Просто резко останавливаюсь и, махнув высоким хвостом, улыбаюсь. Мужчина смотрит на меня с таким явным восхищением, что на несколько секунд с его лица и из глаз исчезает отпечаток презрения и высокомерия.
— Вы уверены? — берет себя в руки Верещагин и неожиданно добавляет. — Давайте посмотрим на обезьян, а потом поговорим.
Киваю, ничего не отвечая. Надо подумать. Пока происходящее выглядит странно и нелепо. Но я никуда не тороплюсь. Подожду, когда мне всё объяснят.
— У вас есть любимый вид обезьян? — вдруг спрашивает меня Верещагин, когда мы заходим в павильон.
— Все, — отвечаю я. — Кроме орангутанов.
— Почему? — удивляется он.
— Это старая история, и она касается только меня и моих друзей, — сообщаю я и иду к клетке с шимпанзе.

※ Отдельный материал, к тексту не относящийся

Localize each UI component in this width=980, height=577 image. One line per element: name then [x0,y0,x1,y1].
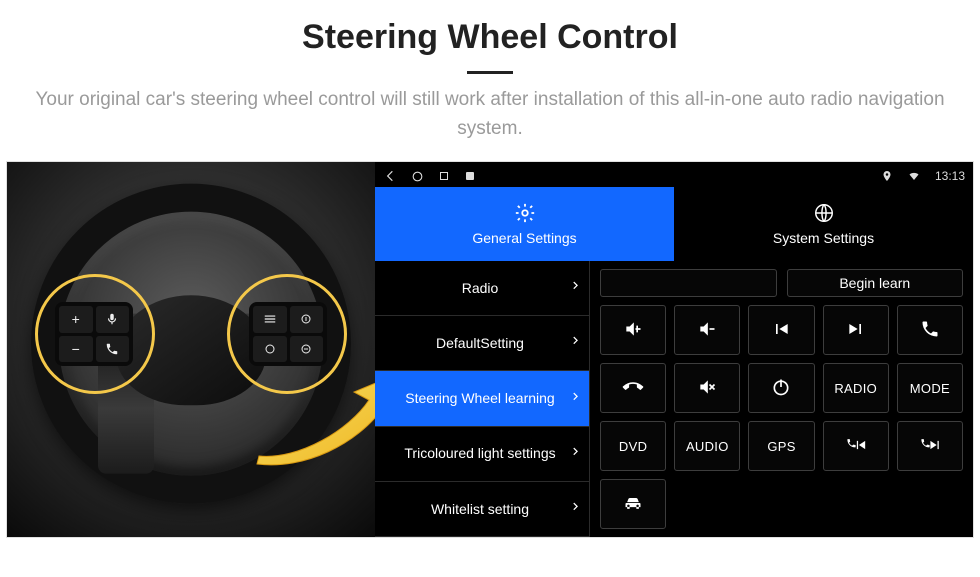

— А я люблю обезьян, — вдруг доверительно говорит моему уху Верещагин, крепко взяв за локоть. — Они очень похожи на нас.
— Трудно спорить, — соглашаюсь я. — Человекообразие нас роднит.
— Один умный человек рассказал мне, что шимпанзе часами могут наблюдать за закатом или любоваться предметами искусства, — Верещагин встает позади меня и прижимает мою спину к своей груди, чтобы шепотом продолжить. — Некоторые приматы занимаются любовью не для того, чтобы завести потомство, а чтобы получить удовольствие.
— Вы намекаете на то, что относите себя к приматам? — мягко, но решительно освобождаюсь от объятий.
— Просто вспомнил, — пожимает он плечами, но меня больше не трогает. — Так что же сделали вам орангутаны?
— Не все, — отворачиваясь от вольера, отвечаю я. — Только один. Напугал. И пугает до сих пор.
Правая бровь Верещагина приподнимается в безмолвном вопросе.